Halb saß er da, halb zogen sie ihn hin. Ende der zweiten Hälfte richteten sich die Blicke in der Karlsberg Westtribüne nicht mehr nur aufs Tor, sondern auf den Zaun vor der Tribüne. Dort feuerte Gerald Ehrmann, seines Zeichens Torwarttrainer des 1. FC Kaiserslautern, zusammen mit den Fans die Mannschaft der Roten Teufel an. Ja, genau – unser Gerry. Doch der Reihe nach.
Was für eine Halbzeit! Die Stimmung war gut und vor allem laut – der schon erwähnte Hauch der Bundesliga wehte mit Wucht durch das Fritz-Walter-Stadion. Diese Stimmung übertrug sich auf den Rasen. Dort wirbelten beide Teams von Beginn an. Wie so oft in den Heimspielen des FCK ließen die Roten Teufel gleich durchsickern, wer Herr im Hause ist. „Wir haben sehr effektiv gespielt“, lobte Trainer Kosta Runjaic den Auftritt seiner Schützlinge.
Dass sich der 1. FC Nürnberg nicht hinten rein stellte und ebenfalls munter nach vorne spielte, wirkte für den FCK fast wie eine Befreiung. Während man in Berlin noch gegen eine Mauer angelaufen war, ergaben sich gegen die Franken ungeahnte Räume, die über die Flügel und in der Mitte genutzt wurden. Ob Kerem Demirbay durch das Zentrum oder Chris Löwe, Kevin Stöger sowie Jean Zimmer über die Außenbahnen – der FCK wirbelte von allen Seiten.

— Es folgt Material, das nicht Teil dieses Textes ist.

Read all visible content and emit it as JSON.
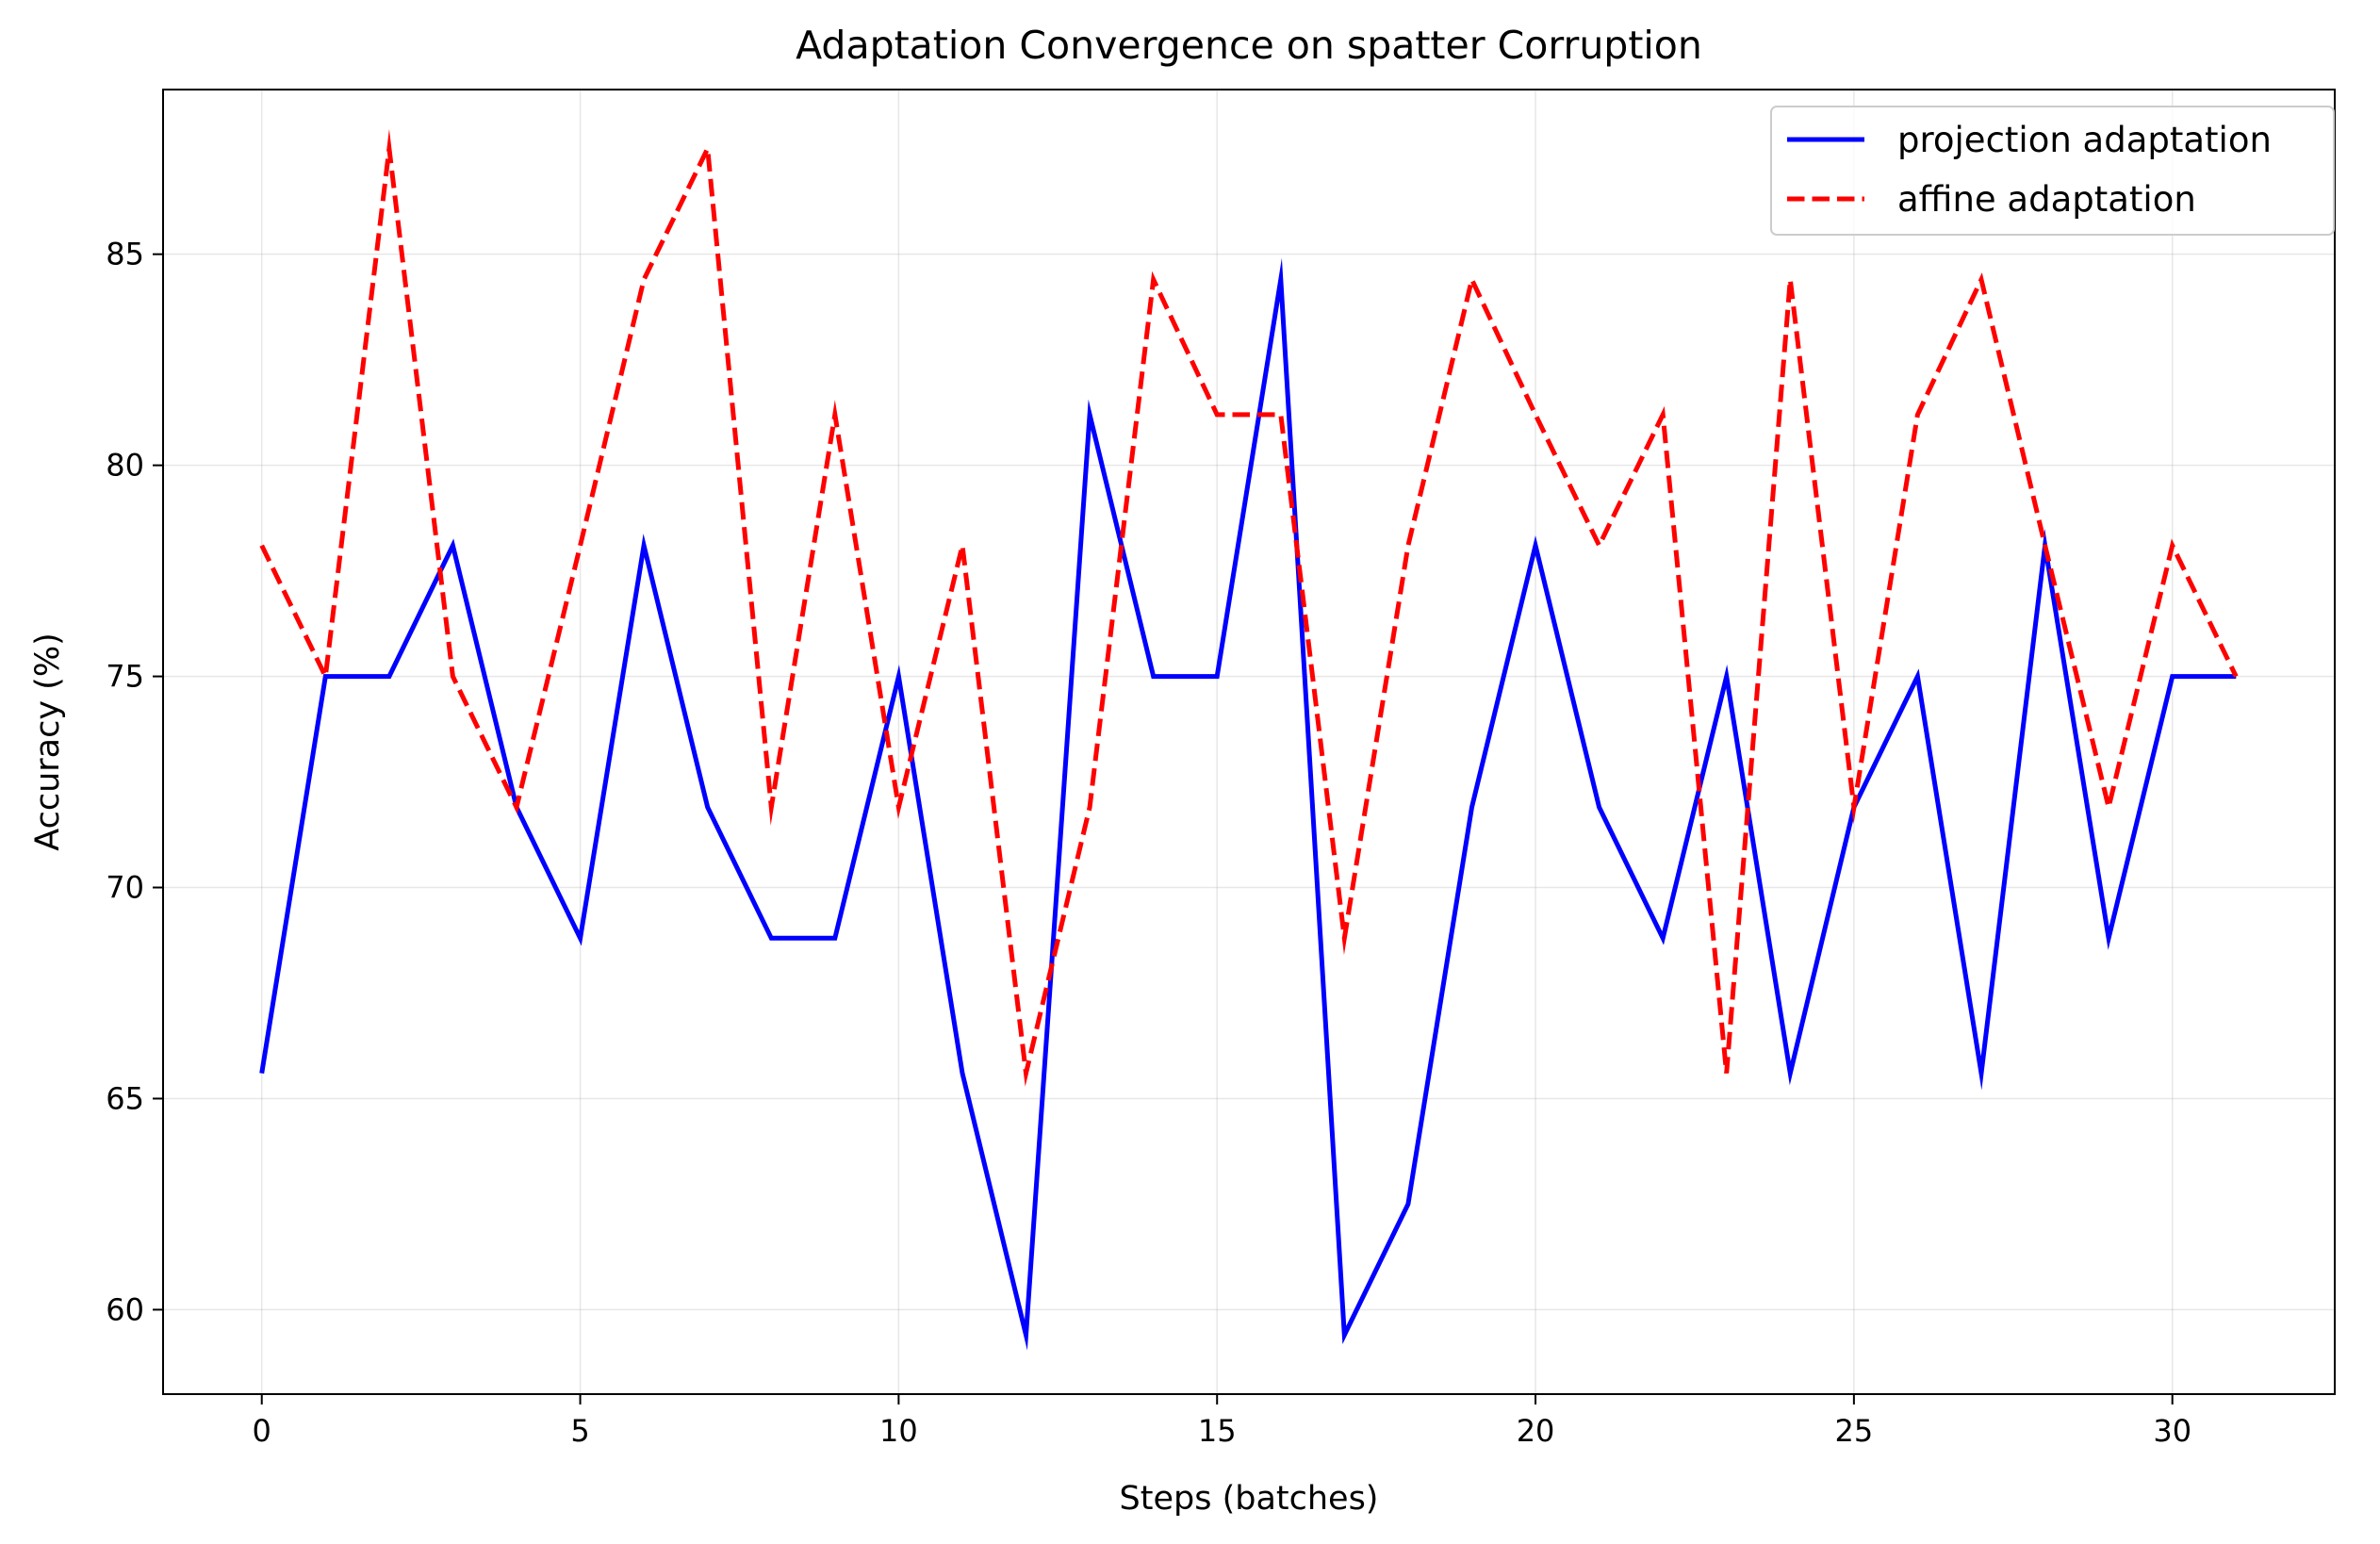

Glücklicherweise gab es keinen brotlosen (Kunst)-Wirbel und der Aufwand wurde endlich belohnt. Fast schon symbolisch für die Anfangsphase war das erste Tor der Roten Teufel. Nach einem Eckball von Kerem Demirbay wuchtete Kapitän Willi Orban den Ball per Kopf an die Latte, im Gewusel grätschte Alexander Ring am längsten und es stand 1:0. Die explosive erste Hälfte krönte Philipp Hofmann mit dem 2:0. Wiederum ging ein Lattentreffer voraus. Löwe sprintete an seinem Gegenspieler vorbei und drosch den Ball ans Aluminium. Hofmann bedankte sich und es stand 2:0. Zweimal Latte, zweimal getroffen – der 1. FC Kaiserslautern hatte sich das Glück in diesem Spiel erarbeitet.
Während die erste Hälfte viele Laufduelle und packende Torszenen bot, merkte man den Profis im zweiten Durchgang an, dass diese intensiven 45 Minuten einige Körner gekostet hatten. „Wir sind in die Kabine mit dem Wissen gegangen, dass wir zwar effektiv gespielt haben, dieses 2:0 aber ein gefährliches Ergebnis ist“, sagte Trainer Runjaic nach dem Spiel. Die Roten Teufel sicherten nun die Defensive und ließen Nürnberg etwas kommen. Doch bereits nach 55 Minuten der Schock: Willi Orban verzog das Gesicht und konnte nicht mehr weiterspielen. Ein dicker Knöchel war Schuld. „Wir alle wissen, dass Willi ein Kämpfer ist und nicht ohne Weiteres nicht mehr weiterspielen kann“, sagte Runjaic. Die Diagnose steht noch aus – es heißt also Daumen drücken für den Captain. Orban raus, Schindele rein. Der Youngster Michael Schindele hatte kaum Zeit zum Nachdenken und gab sein Debüt im Profifußball. „Michael hat seine Sache ordentlich gemacht“, lobte Runjaic.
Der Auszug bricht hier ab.